There is great satisfaction to have something that calls you out of bed in the morning to put forth energy, sweat, and perseverance even though you’re not getting paid for it and no one will ever hand you a door prize for showing up. It’s holding yourself accountable, because that goal is meaningful to you and no one else.

It’s amazing to watch yourself transform day by day, practice after practice. It’s a thrill, a natural high to be able to do something you thought was not possible; meant for others but not you. When you finally accomplish it or just even a glitter of hope peaks through the cloud of despair you experience a joy that seems to rise up from deep within and gratitude flows forth. You become more like the ones you’ve admired for so long as the needle on the dial of your skillset begins to waver and move. But, you don’t just become more like them, you become more you.
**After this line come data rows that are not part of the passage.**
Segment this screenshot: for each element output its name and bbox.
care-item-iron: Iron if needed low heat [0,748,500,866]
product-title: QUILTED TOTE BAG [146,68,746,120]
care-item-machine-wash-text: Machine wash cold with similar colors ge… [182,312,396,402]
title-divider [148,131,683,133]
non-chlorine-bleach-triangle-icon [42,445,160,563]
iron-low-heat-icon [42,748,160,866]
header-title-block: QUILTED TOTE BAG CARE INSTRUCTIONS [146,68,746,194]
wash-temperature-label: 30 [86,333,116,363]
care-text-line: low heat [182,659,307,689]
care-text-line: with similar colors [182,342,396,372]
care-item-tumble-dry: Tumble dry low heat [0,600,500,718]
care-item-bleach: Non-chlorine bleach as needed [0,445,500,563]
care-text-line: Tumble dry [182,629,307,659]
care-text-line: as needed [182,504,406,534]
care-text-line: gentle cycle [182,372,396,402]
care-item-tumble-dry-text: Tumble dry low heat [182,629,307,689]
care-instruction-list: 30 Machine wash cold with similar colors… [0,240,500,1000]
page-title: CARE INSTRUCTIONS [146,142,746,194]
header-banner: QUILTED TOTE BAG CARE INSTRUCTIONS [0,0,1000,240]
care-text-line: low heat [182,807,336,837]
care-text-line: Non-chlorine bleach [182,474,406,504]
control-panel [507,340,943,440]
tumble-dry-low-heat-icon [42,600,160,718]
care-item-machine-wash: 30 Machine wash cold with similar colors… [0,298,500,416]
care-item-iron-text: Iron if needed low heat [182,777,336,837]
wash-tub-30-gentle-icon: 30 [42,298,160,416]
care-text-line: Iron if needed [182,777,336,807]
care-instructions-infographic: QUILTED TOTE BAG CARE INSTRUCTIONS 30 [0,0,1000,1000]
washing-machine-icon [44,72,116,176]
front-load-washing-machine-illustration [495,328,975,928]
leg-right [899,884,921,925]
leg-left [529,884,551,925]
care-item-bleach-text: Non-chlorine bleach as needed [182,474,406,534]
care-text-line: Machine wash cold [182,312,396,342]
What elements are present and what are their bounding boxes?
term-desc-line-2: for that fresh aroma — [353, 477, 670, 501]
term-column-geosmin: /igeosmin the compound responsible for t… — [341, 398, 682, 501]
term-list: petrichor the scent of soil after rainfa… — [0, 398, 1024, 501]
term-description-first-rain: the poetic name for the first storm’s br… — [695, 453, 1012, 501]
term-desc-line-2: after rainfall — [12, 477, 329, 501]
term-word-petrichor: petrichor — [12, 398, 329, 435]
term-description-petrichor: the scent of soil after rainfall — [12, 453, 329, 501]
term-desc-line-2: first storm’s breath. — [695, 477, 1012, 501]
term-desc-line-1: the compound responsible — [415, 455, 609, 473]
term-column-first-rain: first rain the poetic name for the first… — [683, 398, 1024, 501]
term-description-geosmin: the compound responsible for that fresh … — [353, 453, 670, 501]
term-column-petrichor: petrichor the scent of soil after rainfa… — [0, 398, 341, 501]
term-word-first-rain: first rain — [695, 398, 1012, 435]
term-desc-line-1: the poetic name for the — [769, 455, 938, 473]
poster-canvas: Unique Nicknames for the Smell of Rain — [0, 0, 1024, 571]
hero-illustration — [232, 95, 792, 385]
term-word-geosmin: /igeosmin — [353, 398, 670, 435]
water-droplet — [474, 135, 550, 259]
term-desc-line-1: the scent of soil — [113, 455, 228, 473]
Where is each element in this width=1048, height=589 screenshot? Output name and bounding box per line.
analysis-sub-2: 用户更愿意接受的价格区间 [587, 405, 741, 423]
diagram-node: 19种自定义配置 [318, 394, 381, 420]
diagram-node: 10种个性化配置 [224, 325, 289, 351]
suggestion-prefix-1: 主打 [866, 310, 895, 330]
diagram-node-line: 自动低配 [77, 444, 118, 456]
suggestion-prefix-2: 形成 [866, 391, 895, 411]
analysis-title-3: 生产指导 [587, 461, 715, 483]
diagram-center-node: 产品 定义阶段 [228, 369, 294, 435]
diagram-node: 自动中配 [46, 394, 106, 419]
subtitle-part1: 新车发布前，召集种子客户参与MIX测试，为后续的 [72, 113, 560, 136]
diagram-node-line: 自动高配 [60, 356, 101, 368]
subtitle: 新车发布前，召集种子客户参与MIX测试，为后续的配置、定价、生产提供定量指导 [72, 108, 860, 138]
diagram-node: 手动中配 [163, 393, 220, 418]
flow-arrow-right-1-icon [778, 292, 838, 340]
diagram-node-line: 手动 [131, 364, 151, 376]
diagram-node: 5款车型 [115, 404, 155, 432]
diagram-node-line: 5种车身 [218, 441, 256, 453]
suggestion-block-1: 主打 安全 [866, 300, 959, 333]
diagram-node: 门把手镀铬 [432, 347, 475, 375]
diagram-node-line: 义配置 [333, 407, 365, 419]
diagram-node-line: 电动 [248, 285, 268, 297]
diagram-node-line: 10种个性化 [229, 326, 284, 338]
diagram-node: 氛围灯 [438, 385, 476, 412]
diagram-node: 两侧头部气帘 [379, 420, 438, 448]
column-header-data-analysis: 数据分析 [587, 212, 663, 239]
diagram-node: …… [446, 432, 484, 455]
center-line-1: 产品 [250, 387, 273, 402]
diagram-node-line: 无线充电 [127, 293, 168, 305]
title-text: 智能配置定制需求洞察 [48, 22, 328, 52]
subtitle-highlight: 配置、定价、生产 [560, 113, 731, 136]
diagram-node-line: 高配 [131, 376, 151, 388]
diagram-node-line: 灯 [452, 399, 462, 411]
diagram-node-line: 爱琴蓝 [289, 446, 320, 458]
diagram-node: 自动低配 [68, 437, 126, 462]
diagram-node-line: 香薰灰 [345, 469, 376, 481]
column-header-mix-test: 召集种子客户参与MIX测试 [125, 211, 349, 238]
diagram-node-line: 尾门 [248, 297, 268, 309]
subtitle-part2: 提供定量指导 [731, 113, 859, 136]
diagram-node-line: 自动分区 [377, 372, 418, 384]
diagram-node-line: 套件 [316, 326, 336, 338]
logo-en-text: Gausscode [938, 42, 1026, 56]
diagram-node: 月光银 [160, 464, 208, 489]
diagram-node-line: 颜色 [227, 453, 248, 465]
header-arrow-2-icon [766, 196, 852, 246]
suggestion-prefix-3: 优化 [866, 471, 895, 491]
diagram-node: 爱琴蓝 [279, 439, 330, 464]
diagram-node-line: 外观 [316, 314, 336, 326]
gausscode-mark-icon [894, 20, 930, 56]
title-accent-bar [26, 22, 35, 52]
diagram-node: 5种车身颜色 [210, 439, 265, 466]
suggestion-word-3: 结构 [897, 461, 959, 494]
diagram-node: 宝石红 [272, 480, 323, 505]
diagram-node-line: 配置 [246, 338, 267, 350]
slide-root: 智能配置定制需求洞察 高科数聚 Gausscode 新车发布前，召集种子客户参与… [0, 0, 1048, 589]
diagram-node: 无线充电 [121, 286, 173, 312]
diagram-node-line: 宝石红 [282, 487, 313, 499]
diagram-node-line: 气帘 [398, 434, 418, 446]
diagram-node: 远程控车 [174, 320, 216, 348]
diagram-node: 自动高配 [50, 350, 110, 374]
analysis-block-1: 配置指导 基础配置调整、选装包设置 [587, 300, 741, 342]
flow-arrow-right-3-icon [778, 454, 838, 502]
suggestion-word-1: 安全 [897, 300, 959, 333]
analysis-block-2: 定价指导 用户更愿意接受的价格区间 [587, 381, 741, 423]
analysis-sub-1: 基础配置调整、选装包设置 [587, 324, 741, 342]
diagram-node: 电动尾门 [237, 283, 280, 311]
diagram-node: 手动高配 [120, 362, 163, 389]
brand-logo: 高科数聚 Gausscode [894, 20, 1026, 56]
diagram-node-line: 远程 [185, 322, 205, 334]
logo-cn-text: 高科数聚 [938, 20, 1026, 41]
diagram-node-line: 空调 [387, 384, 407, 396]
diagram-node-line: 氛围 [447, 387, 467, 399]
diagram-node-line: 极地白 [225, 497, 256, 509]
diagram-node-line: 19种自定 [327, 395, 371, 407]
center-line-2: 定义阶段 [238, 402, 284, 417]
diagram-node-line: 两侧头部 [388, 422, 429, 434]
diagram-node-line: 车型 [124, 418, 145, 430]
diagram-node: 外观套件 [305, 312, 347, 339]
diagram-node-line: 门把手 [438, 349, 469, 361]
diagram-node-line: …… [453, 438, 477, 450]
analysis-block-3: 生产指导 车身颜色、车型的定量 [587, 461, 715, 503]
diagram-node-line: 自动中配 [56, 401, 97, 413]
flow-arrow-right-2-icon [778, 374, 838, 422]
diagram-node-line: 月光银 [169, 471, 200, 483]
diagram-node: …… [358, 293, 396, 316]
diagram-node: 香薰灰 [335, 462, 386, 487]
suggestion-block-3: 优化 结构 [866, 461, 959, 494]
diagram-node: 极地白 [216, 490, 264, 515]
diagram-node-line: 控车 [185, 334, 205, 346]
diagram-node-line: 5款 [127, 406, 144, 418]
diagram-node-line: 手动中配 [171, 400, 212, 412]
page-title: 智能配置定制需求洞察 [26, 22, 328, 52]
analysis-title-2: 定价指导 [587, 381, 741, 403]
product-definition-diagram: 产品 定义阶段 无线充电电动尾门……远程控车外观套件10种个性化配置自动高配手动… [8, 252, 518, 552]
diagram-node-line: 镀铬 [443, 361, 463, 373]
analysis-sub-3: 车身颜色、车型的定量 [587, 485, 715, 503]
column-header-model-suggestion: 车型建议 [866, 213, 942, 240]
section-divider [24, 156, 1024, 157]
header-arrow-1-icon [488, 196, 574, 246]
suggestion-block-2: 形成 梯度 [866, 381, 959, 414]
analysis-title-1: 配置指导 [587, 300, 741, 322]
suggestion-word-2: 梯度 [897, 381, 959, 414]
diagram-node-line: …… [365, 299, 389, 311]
Your body and mind literally molds itself to the practice. It’s like all the stars in the cosmos shift and align themselves to light and guide your path. The tumultuous waters of the oceans become still as a lake as the mind quiets down and learns to concentrate and focus on the task at hand. But, the fire within your heart keeps burning with a steady flame as your daily practice tosses logs on the fire to keep you burning and yearning for something far greater.

You will learn more about yourself in a movement practice than you will from reading hundreds of books, because knowledge alone will never be able to compete with personal experience. Personal experience creates belief in what you are doing, the theory, and most importantly yourself.

Practices come into your life when you need them. There have been times that I needed to know how to be agile, how to run far, how to run fast, how to be strong, how to look fit, how to be flexible, how to be mobile, how to be resilient, how to be graceful, and how to remember God in every breath.

I believe practice carries you through life. It’s there for you when things are going great and when life throws obstacles on your path. When so many things in life are out of control it’s reassuring to know we can control whether or not we practice and give ourselves time to remember that control is just an aspect of the ego anyway. To surrender, flow, love, and discern what is meant for you and what is not requires more acuity and agility than simply holding on to what we have been conditioned to believe we are and should do with tightly clenched fists and brute strength.

I have never liked exercised and I hope I never learn how to do it, because movement without heart and wisdom is like being a machine. I am not a machine. I am human and therefore I practice.